Fig. B.1.3: Schematic top-view of the world’s first UHV attosecond apparatus: the AS-3 beamline at MPQ. The back plate of the preparation chamber is rotatable so that the manipulator with the sample can be moved to different ports for target

Coherent electron dynamics and dephasing in isolated molecules and molecular nano-architectures

Here we aim at the control of electron wavepacket motion on molecular length scales and on few-femtosecond time scales where the nuclear coordinates are frozen. The studies hold promise of gaining unprecedented insight into intra- as well as inter-molecular charge and energy transport and electronic dephasing in molecules placed in different environments (cf. the selected publications for first results and methodology).
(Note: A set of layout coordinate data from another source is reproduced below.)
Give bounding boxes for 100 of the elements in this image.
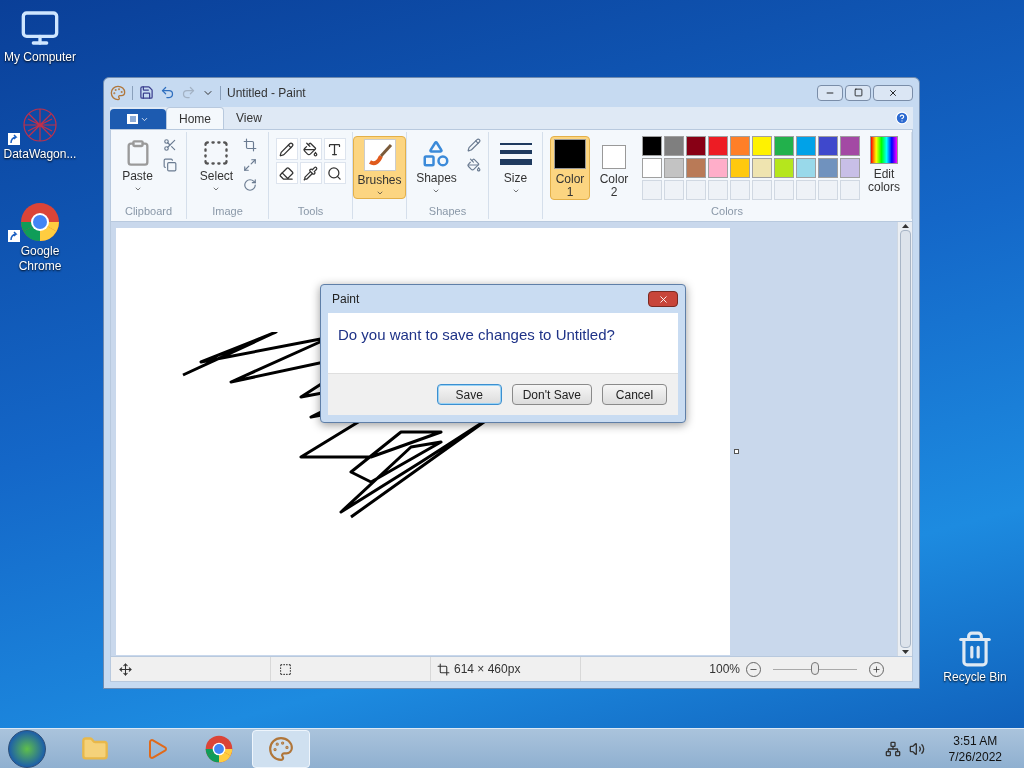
caret-icon	[432, 187, 441, 195]
palette-swatch[interactable]	[664, 136, 684, 156]
paint-icon	[268, 735, 294, 762]
chrome-icon	[205, 734, 233, 763]
desktop-icon-label[interactable]: Google Chrome	[0, 244, 80, 274]
palette-swatch[interactable]	[642, 136, 662, 156]
palette-swatch[interactable]	[642, 158, 662, 178]
vertical-scrollbar[interactable]	[897, 222, 912, 656]
pencil-icon[interactable]	[275, 138, 298, 160]
brushes-tool-icon	[363, 139, 396, 171]
size-button[interactable]: Size	[495, 136, 536, 197]
desktop-icon-label[interactable]: DataWagon...	[3, 147, 77, 162]
palette-swatch[interactable]	[708, 158, 728, 178]
caret-icon	[511, 187, 520, 195]
palette-swatch[interactable]	[840, 136, 860, 156]
window-title: Untitled - Paint	[227, 84, 306, 102]
scroll-up-icon[interactable]	[901, 224, 909, 228]
dialog-title: Paint	[332, 291, 360, 308]
save-icon[interactable]	[139, 85, 154, 100]
zoom-slider[interactable]	[773, 661, 857, 677]
close-icon	[657, 293, 669, 305]
clock-time[interactable]: 3:51 AM	[953, 732, 998, 749]
custom-color-slot[interactable]	[708, 180, 728, 200]
dialog-button[interactable]: Cancel	[602, 384, 667, 405]
zoom-level: 100%	[709, 661, 740, 678]
network-icon[interactable]	[884, 740, 901, 757]
start-button[interactable]	[8, 729, 46, 768]
select-button[interactable]: Select	[195, 136, 238, 195]
minimize-button[interactable]	[817, 84, 843, 101]
palette-swatch[interactable]	[708, 136, 728, 156]
custom-color-slot[interactable]	[774, 180, 794, 200]
ribbon-tab[interactable]: View	[224, 107, 274, 129]
palette-swatch[interactable]	[818, 158, 838, 178]
undo-icon[interactable]	[160, 85, 175, 100]
caret-icon	[375, 189, 384, 197]
selection-size-icon	[279, 662, 292, 676]
zoom-slider-thumb[interactable]	[811, 662, 819, 675]
taskbar-button[interactable]	[252, 729, 310, 768]
shapes-button[interactable]: Shapes	[412, 136, 461, 197]
dialog-button[interactable]: Save	[436, 384, 502, 405]
help-icon[interactable]	[895, 111, 909, 125]
color-selector[interactable]: Color 2	[594, 136, 634, 200]
palette-swatch[interactable]	[796, 158, 816, 178]
resize-handle-icon[interactable]	[734, 449, 739, 454]
eraser-icon[interactable]	[275, 162, 298, 184]
ribbon-tab[interactable]: Home	[166, 107, 224, 129]
maximize-button[interactable]	[845, 84, 871, 101]
custom-color-slot[interactable]	[686, 180, 706, 200]
custom-color-slot[interactable]	[642, 180, 662, 200]
color-picker-icon[interactable]	[299, 162, 322, 184]
close-button[interactable]	[648, 291, 678, 307]
palette-swatch[interactable]	[840, 158, 860, 178]
palette-swatch[interactable]	[774, 136, 794, 156]
network-icon	[20, 105, 60, 145]
palette-swatch[interactable]	[730, 158, 750, 178]
palette-swatch[interactable]	[730, 136, 750, 156]
palette-swatch[interactable]	[774, 158, 794, 178]
menu-icon	[127, 114, 138, 124]
custom-color-slot[interactable]	[818, 180, 838, 200]
paint-app-icon[interactable]	[110, 84, 126, 101]
dialog-button[interactable]: Don't Save	[511, 384, 592, 405]
file-menu-button[interactable]	[110, 109, 166, 129]
group-label: Clipboard	[123, 204, 174, 219]
redo-icon[interactable]	[181, 85, 196, 100]
fill-bucket-icon[interactable]	[299, 138, 322, 160]
desktop-icon-label[interactable]: My Computer	[4, 50, 76, 65]
chrome-icon	[20, 202, 60, 242]
color-selector[interactable]: Color 1	[550, 136, 590, 200]
palette-swatch[interactable]	[752, 136, 772, 156]
plus-icon	[872, 664, 881, 674]
caret-icon	[133, 185, 142, 193]
paste-button[interactable]: Paste	[118, 136, 157, 195]
brushes-button[interactable]: Brushes	[353, 136, 406, 199]
desktop-icon-label[interactable]: Recycle Bin	[943, 670, 1007, 685]
group-label: Shapes	[427, 204, 468, 219]
folder-icon	[81, 734, 109, 763]
custom-color-slot[interactable]	[840, 180, 860, 200]
recycle-bin-icon	[956, 630, 994, 668]
select-tool-icon	[202, 139, 231, 167]
palette-swatch[interactable]	[686, 136, 706, 156]
custom-color-slot[interactable]	[796, 180, 816, 200]
group-label: Tools	[296, 204, 325, 219]
canvas-size-icon	[437, 662, 450, 676]
scroll-down-icon[interactable]	[901, 650, 909, 654]
custom-color-slot[interactable]	[730, 180, 750, 200]
volume-icon[interactable]	[908, 740, 925, 757]
canvas-dimensions: 614 × 460px	[454, 661, 521, 678]
palette-swatch[interactable]	[664, 158, 684, 178]
magnifier-icon[interactable]	[323, 162, 346, 184]
text-tool-icon[interactable]	[323, 138, 346, 160]
palette-swatch[interactable]	[796, 136, 816, 156]
palette-swatch[interactable]	[686, 158, 706, 178]
fill-icon[interactable]	[464, 156, 483, 174]
edit-colors-button[interactable]: Edit colors	[864, 136, 904, 194]
custom-color-slot[interactable]	[752, 180, 772, 200]
palette-swatch[interactable]	[818, 136, 838, 156]
custom-color-slot[interactable]	[664, 180, 684, 200]
clock-date[interactable]: 7/26/2022	[948, 748, 1002, 765]
maximize-icon	[853, 88, 863, 97]
palette-swatch[interactable]	[752, 158, 772, 178]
We shall address dephasing, energetic dynamics and dynamics of attosecond charge transfer in molecules and molecular nanosystems in specific environments. The understanding of these topics is important for many fields in science and technology, such as molecular electronics, solar cells and electronically stimulated materials modification. Attosecond measurement techniques to be used include few-femtosecond-UV-pump / attosecond-XUV-probe spectroscopy and triggering processes with attosecond XUV pulses and interrogating the unfolding dynamics by capturing outgoing (primary or secondary) electrons by means of attosecond streaking. The experiments are carried out in a UHV apparatus accommodating the attosecond tools and diagnostics along with complete equipment for surface preparation and characterisation (see Fig. B.1.3).

Ultrathin films with exquisite control of layer composition will be examined. Functional molecular species including photoactive or photoswitchable units and molecular wires, will be incorporated in nanoscale environments to achieve responsive assemblies and organised architectures. In particular, we shall address systems based on technologically relevant titanium oxide surfaces, e.g. employed for dye-sensitised solar cells and as catalyst supports.They will be functionalised with metal-organic complexes such as metalloporphyrins. The surface engineering will be explored by concomitant molecular-level scanning tunneling microscopy and synchrotron investigations which allow for in-depth scrutiny of order and electronic characteristics. Cooperations with M. Zharnikov (U. Heidelberg) and M. Thoss (already partner during 1st fp and now at U. Erlangen) will be continued.